Food Hood Shootings (Part 2, followup on the shooter)

 I promised a follow-up on the recent Fort Hood shooting, when we knew more about the shooter. I have waited a few weeks, and we have found only dribbles of new information. So here’s what we know about the recent shooter, Army Specialist Ivan Lopez.

The recent shooter was native of Puerto Rico and served many years in the Puerto Rican National Guard as an Infantry Soldier. He had a deployment to the peacekeeping mission in the Sinai Peninsula, located between Egypt and Israel, during his time with the National Guard.

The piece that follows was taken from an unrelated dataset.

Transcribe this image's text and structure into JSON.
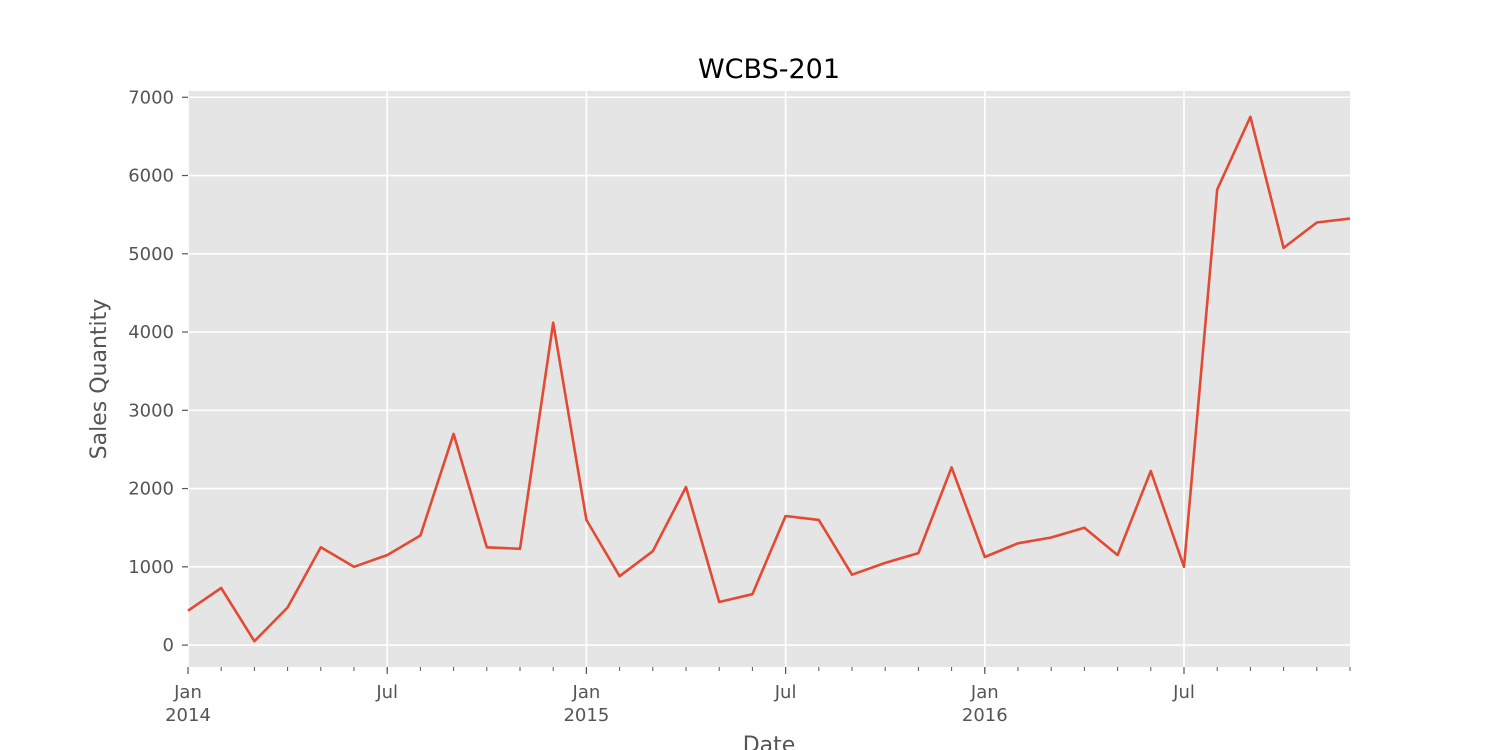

A few years ago, he transferred to the Active Duty force and his first station was Fort Bliss in El Paso, Texas. From there he deployed on a short tour to Iraq; the Brigade he was assigned to helped in the final stages of the drawdown and redeployment from operations there. Reports indicate that he never came under fire. Early in 2014, he was reassigned from Fort Bliss to Fort Hood where he worked as a truck driver, not an Infantryman. He and his wife and children had apartment in the town outside the Post. They were both kind to their neighbors.

The shooter was under evaluation for possible treatment for Post Traumatic Stress. He was under treatment for depression.  In the fall and winter of 2013, he experienced two deaths in his family: a parent and a grandparent. He had argued with his supervisors that day regarding a request for leave that had been denied. One of those he shot was a supervisor he had argued with regarding the leave request. He fired a privately owned weapon, which is only allowed on post if he’s taking it directly to or from the Rod & Gun Club. Otherwise, the only service members allowed to be armed on an Army Post, on any U.S. military base, are Military Police and Criminal Investigation Division, or the service equivalent in the other Services.

There were no connections uncovered to Islamic fundamentalism, radicalism or terrorism.

Those were the facts, what follows is a couple of inferences:

If this gunman was taking prescription anti-depressants, pain meds and sleep meds that were prescribed by separate doctors who didn’t verify drug interactions, there is a possibility that his combination of meds didn’t help keep him away from the edge the way it should have.  When the second relative died, his meds may not have helped him cope as they should have. Anyone in a position to continue the investigation should ensure that this angle is not neglected.